I was almost startled to see the change that had come over Mr. Trent. His face was tired and drawn, and he sat down heavily when the two of them had gone, as if the business of keeping up a genial front had suddenly got to be too much for him.
“Well, that’s that,” he said. “Sit down over here, Miss Cather. I want to talk to you.”
I took the chair Michael Spur had been sitting in and faced him across the table. There was an amber-silk
-shaded lamp between us. He pushed it aside and leaned forward, his hands folded in front of him.
“Have you ever thought what a shingle that’s caught in an eddy in the tide feels like?” he said. I shook my head.
“Well, that’s just what I feel like,” he went on. “My ideas about this autobiography of mine have changed a good deal since McCrae first talked to me about it.”
“You don’t mean we’re not going to write it?”
He laughed what the old melodrama called a mirthless laugh. I felt distinctly not at ease,
“Yes, we’re going to write it,” he said. “But it’s going to be different.”
He seemed lost in thought for a moment. Then he said, “But that can wait”—as it turned out, a profoundly and tragically untrue statement. “There’s something else I want to talk to you about first. Cheryl says you know this fellow Sartoris. What kind of a bird is he?”
“Cheryl’s wrong, Mr. Trent,” I said. “I don’t know him at all. I met him today for the first time.”
“That straight?” he demanded quickly. Through the thick lenses of his horn-rimmed spectacles his eyes stared coldly at me.
“That’s straight, Mr. Trent,” I replied.
“Then he’s not a famous New York doctor?”
“He may be.
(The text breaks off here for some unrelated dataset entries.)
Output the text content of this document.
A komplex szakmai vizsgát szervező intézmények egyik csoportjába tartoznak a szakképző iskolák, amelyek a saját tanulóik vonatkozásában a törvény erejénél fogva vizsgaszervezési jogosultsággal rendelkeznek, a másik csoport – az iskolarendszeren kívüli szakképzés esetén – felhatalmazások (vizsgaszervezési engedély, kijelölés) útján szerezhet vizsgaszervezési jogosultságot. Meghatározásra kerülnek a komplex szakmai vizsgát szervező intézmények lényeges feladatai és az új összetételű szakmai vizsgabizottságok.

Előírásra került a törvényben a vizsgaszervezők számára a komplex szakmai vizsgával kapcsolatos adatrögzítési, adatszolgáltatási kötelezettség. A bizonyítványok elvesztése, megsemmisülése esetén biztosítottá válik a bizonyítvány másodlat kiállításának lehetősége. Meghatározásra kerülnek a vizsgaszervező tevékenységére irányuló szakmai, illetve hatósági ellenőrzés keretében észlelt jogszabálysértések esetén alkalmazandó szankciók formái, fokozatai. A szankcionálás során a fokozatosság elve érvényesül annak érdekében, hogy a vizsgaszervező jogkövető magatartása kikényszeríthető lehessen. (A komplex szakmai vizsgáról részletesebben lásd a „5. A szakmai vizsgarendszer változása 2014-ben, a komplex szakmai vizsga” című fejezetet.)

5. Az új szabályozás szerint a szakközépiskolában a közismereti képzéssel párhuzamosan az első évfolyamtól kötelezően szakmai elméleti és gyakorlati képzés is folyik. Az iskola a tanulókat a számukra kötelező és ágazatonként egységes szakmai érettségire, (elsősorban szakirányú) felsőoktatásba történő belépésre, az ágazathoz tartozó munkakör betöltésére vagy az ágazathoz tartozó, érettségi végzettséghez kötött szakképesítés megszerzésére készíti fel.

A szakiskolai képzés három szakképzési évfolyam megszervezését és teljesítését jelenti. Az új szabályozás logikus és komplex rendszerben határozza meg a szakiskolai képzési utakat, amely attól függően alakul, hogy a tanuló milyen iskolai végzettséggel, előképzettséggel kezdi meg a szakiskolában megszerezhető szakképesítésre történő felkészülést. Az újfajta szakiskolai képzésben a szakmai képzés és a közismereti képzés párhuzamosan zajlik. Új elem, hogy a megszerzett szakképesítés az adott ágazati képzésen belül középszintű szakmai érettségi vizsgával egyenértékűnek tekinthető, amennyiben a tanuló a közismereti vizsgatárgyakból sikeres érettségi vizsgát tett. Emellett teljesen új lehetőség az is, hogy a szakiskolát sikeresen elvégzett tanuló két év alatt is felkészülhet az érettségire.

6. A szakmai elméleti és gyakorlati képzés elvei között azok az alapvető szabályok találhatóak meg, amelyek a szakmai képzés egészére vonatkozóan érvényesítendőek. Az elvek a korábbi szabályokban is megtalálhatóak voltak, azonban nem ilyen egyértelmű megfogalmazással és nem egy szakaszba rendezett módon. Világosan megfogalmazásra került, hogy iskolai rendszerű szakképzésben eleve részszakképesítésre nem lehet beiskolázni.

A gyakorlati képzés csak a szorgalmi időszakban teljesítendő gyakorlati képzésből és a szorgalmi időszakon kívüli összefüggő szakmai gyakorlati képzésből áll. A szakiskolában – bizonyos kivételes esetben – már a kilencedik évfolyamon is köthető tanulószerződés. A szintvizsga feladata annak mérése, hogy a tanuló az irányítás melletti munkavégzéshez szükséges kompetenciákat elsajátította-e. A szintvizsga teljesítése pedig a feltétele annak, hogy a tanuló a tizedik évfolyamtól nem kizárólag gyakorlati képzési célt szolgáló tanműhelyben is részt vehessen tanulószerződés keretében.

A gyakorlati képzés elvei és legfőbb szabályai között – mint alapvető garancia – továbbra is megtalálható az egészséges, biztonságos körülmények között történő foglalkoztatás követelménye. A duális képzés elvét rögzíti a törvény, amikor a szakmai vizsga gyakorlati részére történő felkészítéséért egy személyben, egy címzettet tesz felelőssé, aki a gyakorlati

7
I just don’t happen to have heard of him.”
I suppose I might have told him that Dr. Sartoris had been in our office to see McCrae that morning, but I didn’t. It’s always hard to know what to tell people and what not to. I usually manage to do just the wrong thing.
“Well,” he said abruptly, “what do you think of this nonsense about young Spur? “
“You mean that he may kill someone else because he killed his father here?”